Liderando o sistema da família empresária: É preciso uma aldeia inteira – Parte 2

John A. Davis
Cambridge Institute for Family Enterprise

O título deste artigo refere-se a um provérbio africano (“It takes a village to raise a child” – É preciso uma aldeia inteira para educar uma criança), que fala da importância da colaboração e do esforço necessários para realizar uma tarefa difícil.

Meu artigo anterior descreveu o que sabemos sobre liderança nos sistemas de empresas familiares em todo o mundo, incluindo como a liderança afeta o desempenho. Como exemplo de liderança muito capaz, em uma empresa familiar de alto desempenho, apresentei Nelson Sirotsky, presidente do grupo RBS, que em 2012 passou o bastão depois de liderar como CEO as empresas de mídia da família por décadas. Caso você adote o modelo de um só líder para sua própria empresa familiar, como fez o grupo RBS, ou forme uma equipe de líderes, precisa ainda projetar, estruturar e alocar todas as funções de liderança necessárias.

Por que isto é necessário? Porque onde quer que eu veja funções de liderança mal planejadas, mal estruturadas e malfeitas em ação, quase nunca vejo a determinação e a unidade que um sistema de empresa familiar necessita para um bom desempenho de longo prazo.

Como projetar, estruturar e alocar todas as funções de liderança que sua empresa necessita? Esse é o foco deste artigo.

Em primeiro lugar, reconheça que, para qualquer grupo ou organização ser bem-sucedido, ele deve ser bem liderado, gerido e governado.

 

LIDERANDO, GERINDO E GOVERNANDO

A governança fornece um amplo senso de propósito ou missão para o grupo, além de uma sensação de estabilidade. Sem estabilidade, não é possível planejar em longo prazo. Os sistemas de famílias empresárias têm uma vantagem duradoura sobre todos os outros tipos de empreendimento, em grande parte devido a seus objetivos, planos e compromissos de longo prazo. Sem estabilidade, perde-se uma vantagem inerente. Sem uma governança adequada, não há estabilidade adequada. O sistema empresarial familiar deve ser governado (e bem governado) para ter sucesso.

A boa governança de qualquer grupo nos assegura que é possível fazer planos, resolver problemas, escolher e treinar líderes e resolver controvérsias de modo a preservar o propósito e a unidade do grupo. Dessa forma, disciplina e confiança só tendem a crescer. Boa governança é o produto de regras, políticas, acordos e planos úteis, bem como foros (tais como diretorias, conselhos de família e reuniões anuais dos acionistas) para criar planos, acordos, regras e políticas, a fim de tratar questões importantes e resolver diferenças.

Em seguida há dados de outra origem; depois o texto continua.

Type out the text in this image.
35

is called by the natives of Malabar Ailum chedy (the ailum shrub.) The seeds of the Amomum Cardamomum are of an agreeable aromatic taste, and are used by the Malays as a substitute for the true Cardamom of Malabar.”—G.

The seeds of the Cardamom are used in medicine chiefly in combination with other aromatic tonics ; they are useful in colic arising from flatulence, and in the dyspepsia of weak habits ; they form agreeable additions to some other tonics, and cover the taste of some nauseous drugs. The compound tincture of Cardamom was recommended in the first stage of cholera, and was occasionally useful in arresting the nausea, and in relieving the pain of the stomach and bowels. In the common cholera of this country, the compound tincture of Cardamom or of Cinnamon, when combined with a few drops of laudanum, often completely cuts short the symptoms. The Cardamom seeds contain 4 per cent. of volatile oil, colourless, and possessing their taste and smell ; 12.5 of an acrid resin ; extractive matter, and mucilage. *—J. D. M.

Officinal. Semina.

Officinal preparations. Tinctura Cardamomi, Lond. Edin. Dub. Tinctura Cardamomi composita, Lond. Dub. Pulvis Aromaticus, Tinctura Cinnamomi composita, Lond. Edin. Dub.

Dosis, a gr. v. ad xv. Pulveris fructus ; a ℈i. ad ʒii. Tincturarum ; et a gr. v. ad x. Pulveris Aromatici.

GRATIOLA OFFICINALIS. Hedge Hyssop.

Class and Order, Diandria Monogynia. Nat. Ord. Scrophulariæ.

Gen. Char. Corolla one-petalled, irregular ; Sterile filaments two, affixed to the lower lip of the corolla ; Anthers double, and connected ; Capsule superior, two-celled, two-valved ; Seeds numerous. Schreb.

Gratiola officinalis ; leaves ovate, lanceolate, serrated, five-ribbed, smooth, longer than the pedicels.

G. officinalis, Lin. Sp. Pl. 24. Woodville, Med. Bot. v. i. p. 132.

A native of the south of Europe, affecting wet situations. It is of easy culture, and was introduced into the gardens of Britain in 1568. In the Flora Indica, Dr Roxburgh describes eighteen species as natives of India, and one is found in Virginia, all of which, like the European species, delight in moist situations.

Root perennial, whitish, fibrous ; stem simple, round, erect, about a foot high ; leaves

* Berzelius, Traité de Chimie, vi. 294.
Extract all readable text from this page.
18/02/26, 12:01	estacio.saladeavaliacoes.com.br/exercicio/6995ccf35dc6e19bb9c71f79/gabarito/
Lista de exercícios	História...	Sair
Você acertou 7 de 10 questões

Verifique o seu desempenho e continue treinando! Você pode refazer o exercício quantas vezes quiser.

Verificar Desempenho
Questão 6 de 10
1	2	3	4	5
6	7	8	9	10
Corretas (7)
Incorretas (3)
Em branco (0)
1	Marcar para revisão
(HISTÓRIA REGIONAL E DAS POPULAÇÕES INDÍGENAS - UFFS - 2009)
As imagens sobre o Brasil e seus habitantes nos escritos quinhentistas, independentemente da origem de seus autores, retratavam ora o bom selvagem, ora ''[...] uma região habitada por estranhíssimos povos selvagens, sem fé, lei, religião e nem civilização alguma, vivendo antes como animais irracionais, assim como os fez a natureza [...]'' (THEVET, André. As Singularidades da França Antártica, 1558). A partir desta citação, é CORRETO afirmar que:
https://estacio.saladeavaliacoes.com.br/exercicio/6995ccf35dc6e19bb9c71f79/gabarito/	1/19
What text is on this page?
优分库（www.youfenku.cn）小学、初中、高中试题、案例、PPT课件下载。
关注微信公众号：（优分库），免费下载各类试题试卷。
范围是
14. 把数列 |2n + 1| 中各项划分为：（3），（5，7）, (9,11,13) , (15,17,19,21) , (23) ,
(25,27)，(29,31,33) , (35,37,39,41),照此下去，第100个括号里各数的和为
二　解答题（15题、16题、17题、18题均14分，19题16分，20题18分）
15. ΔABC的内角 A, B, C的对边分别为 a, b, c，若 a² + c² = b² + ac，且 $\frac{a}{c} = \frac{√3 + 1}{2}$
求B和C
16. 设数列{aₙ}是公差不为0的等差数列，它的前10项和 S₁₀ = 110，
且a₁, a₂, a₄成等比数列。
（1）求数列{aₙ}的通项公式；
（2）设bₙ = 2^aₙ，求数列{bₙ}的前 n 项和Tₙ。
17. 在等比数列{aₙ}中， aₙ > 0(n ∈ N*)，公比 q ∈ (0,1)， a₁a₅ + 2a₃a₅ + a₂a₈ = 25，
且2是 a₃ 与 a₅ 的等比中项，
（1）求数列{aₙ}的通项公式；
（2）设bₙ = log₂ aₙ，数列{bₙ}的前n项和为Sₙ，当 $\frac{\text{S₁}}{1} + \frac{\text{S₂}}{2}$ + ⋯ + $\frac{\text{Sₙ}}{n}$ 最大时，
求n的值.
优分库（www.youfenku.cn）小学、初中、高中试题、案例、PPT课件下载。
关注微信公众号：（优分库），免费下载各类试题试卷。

Uma pessoa bastante sensata com legitimidade, muita autoridade e boas intenções pode proporcionar boa governança para a empresa, a família e o grupo de acionistas. Mas os líderes unitários, como todos nós, têm apenas aquelas horas por dia de trabalho e podem se concentrar apenas em um número limitado de preocupações individuais antes de perder a eficácia. Assim sendo, em sistemas de um só líder, governar bem quase sempre requer que os principais interessados reúnam-se em um ou mais grupos:

  • Um conselho de acionistas e uma reunião anual de acionistas, para atender as necessidades de governança de tais acionistas;
  • Um conselho de administração, para atender as necessidades de governança da empresa e dos acionistas; e/ou
  • Um conselho de família, como apoio para fornecer governança à família.

Todos esses grupos precisam ter bons líderes para funcionar adequadamente.

Pode-se ver então que uma equipe de liderança dos sistemas de famílias empresárias pode chegar a ter quatro ou mais pessoas: um líder para cada foro de governança e um líder geral. O líder da empresa pode não ser o presidente do conselho. O líder dos acionistas tende a ser o líder da empresa ou um grupo de acionistas principais. É comum que o líder do conselho de família não seja o líder real da família. Muitas vezes, o líder da família é também o líder da empresa, mas isto nem sempre ocorre. Mesmo onde há um líder unitário forte para o sistema da família empresária, há geralmente vice-líderes que controlam as diferentes partes do sistema, em estreita coordenação com o líder geral.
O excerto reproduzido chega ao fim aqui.